Ease On Down The Road

Ease On Down The Road

Cormac McCarthy’s The Road had been on my to-read list for many years. I’d never read any of his works, despite his semi-ubiquity, and moreso than The Border, No Country For Old Men, or his other prominent works, somehow I’d always felt that The Road was the one for me. So, what took me so long? Eh, you know. Stuff.

One contributing factor, though, was that every time I was in a bookstore with someone and I saw The Road, then announced my intention to read it, the response was always some variation of “woah, dude, that’s some dark shit.” Not that the warning itself was particularly off-putting. I think these people more or less knew that they’re talking to a guy who’s read Crime & Punishment three times. But in the moment it would temper my perceived need. Still plenty of unread books on the shelf and blah blah blah.

But I was blissfully alone in Phoenix Books in Noe Valley early this year when the book presented itself once more. I nabbed it. Plunked myself on our front porch one day last week and read the thing.

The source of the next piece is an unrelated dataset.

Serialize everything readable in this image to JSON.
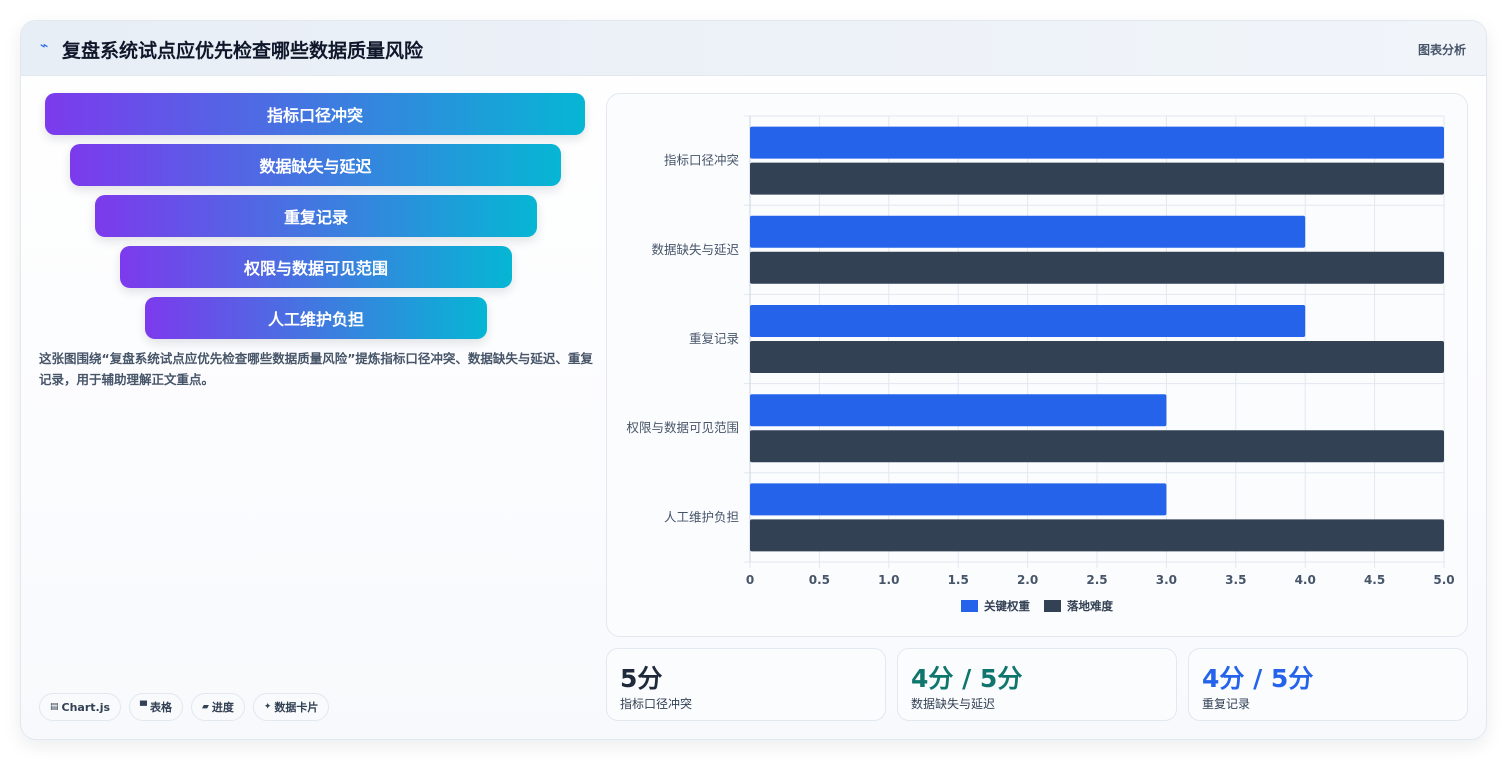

Is it grim? Sure. Post-apocalyptic wastelands are no Six Flags. But The Road is a love story, and a beautiful one at that. The man cares for his boy, looks out for his future best interest, lies to him then sees that the boy need the truth and comes clean. The tables gradually turn. The boy’s growth becomes apparent, their roles subtly invert. Until, finally, the inevitable end. I’d call it a happy ending. But, given mankind’s nearly total annihilation, happiness is a very relative term. We’re resilient creatures. And often we’ll take what we can get because that’s the only thing that will keep us going.